Backgrounder

Back to the future – Gerd Leonhard

2 Mins read

An advance look at futurist thinking

BitDepth#648, published on October 07, 2008

Gerd Leonhard. Photograph by Friedel Ammann.

Gerd Leonhard. Photograph by Friedel Ammann.

Futurist thinking is always an iffy business. Attempting to figure out what happens next based on the indicators of today is a guessing game that’s easily overturned by completely unforeseen developments.

Thirty years ago, it wouldn’t have been out of line to have expected a cure for cancer by now, but a popular self-organising, self-sustaining communications network with no central management? Who expected that?

This is the world that Gerd Leonhard lives in, and he focuses his thinking to media and communications over the next five years. That really doesn’t make his job any easier. He’s picked the move volatile, challenging and fast moving aspect of modern technology development as his speciality.

He speaks tomorrow at the Hilton Trinidad along with Jeff Swystun, Global Communications Director, DDB and Jeroen Matser, Strategy Director, Tribal DDB on the rather sweeping subject, “What does the future hold.”

Leonhard agreed to an interview via Skype last Wednesday at his home office in Basel, Switzerland.

We had a brief movement of amusement when the connection came up, two people chatting thousands of miles and six hours apart on a free but functional voice connection delivered by free software.

“You know, British Telecom did not invent Skype, it takes an outsider to do that,” Leonhard said, laughing.

In some ways, this whole chat is pretty redundant, since his lectures are widely available on YouTube and he offers his book, “The End of Control” available for free download both as a PDF document and as a homebrewed reading of the work in MP3 format.

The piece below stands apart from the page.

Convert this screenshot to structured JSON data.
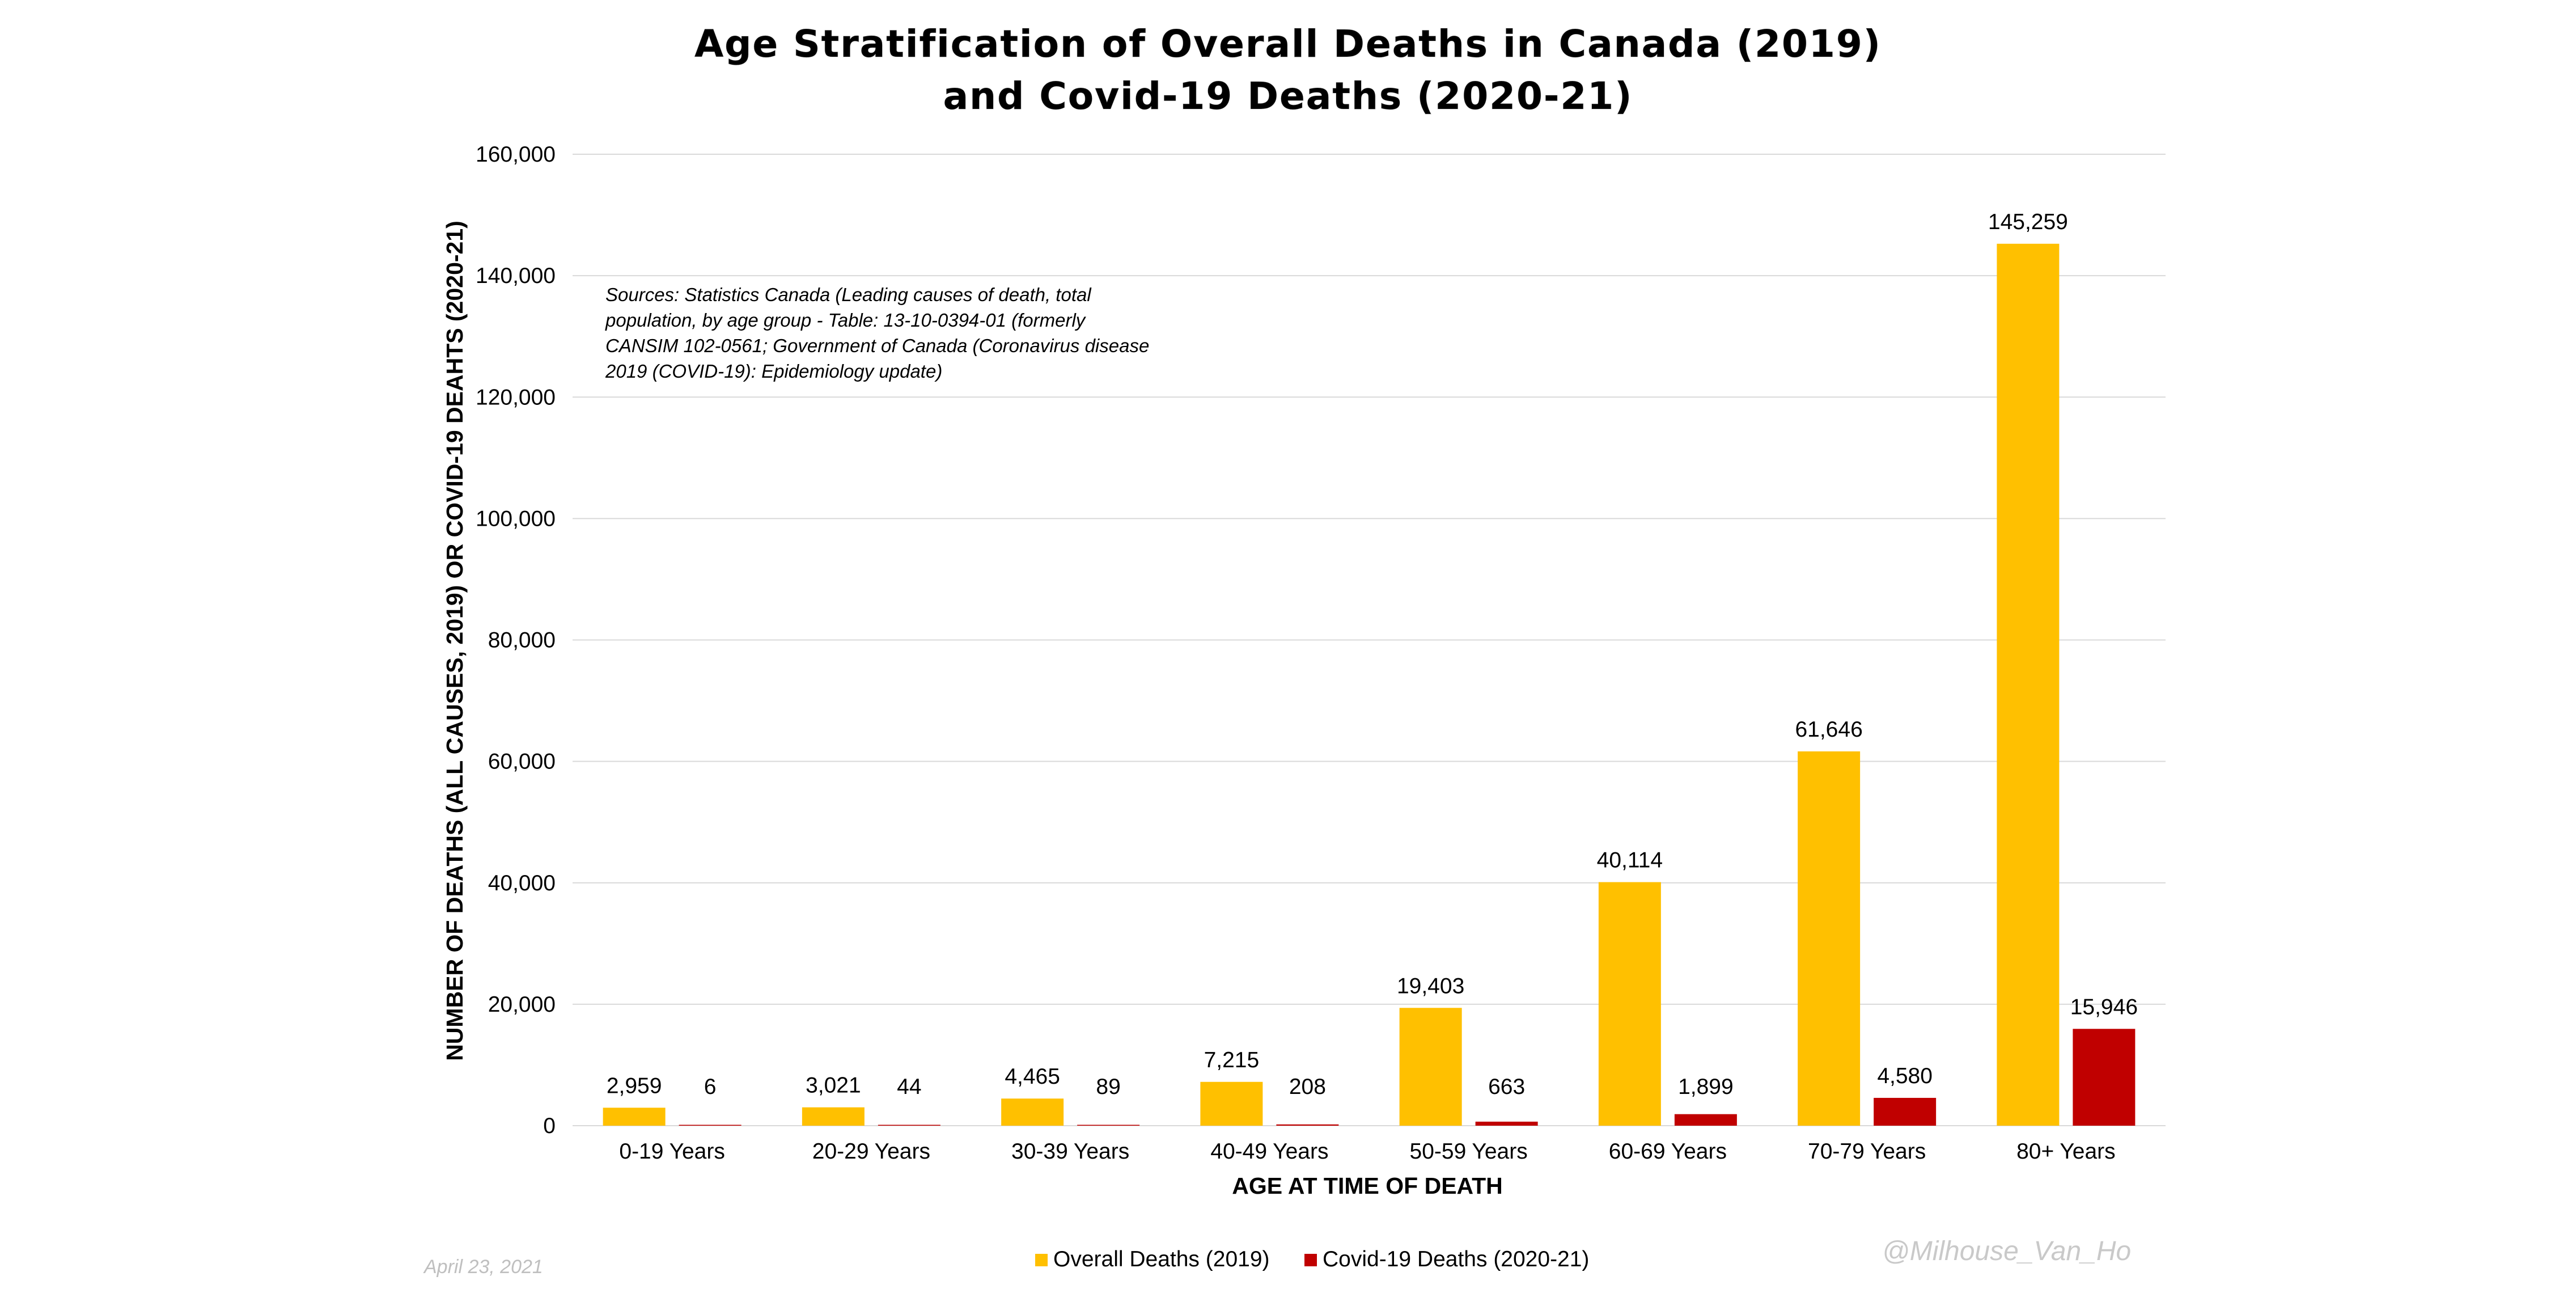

This is clearly a guy who eats his own dogfood when it comes to content distribution.

“I do a lot of work with film, music, publishing and they have always been of the view that the more control they have the more money they make,” said Leonhard. “But I try to tell them that the change is pretty much inevitable. Once you throw away your preconceptions, then you can begin. It’s not about copyright, it’s about getting paid for the use.”

“The idea of giving away things for free is very difficult for companies; it feels uncomfortable. Once you have gotten used to total control over your customers, it’s very hard to give that up. I try to give people a picture of what it might look like so that they can dip their feet in.”

Concurrent with the rethinking of content control is the development of distribution, which Leonhard sees as a system still in its infancy.

“It’s still a minority market. Only three percent of the world is on broadband, so the market has to be focused on mobile devices. 

It can’t be the only means of distribution yet because the numbers don’t support it. You’re talking to a percentage of a small percentage of potential consumers. I always tell content creators that they have to get ready for when the system works and the market arrives.”

Creating that online channel is the real challenge, because it means both building the infrastructure and providing cost effective mobile devices for the potential audience for all this content.

Leonhard believes that the best way to do this is for governments to subsidize a free wireless network that can be accessed by low cost mobile devices, but that open connections bring with it a new chaos as information now flows to the least connected, least enabled members of the community.

“There has to be a broader consensus on connectivity and pricing and making devices available,” said Leonhard. “The future belongs to the underprivileged of the world. When we enable people who are not wealthy to participate in the networks, then everything becomes better for everyone.”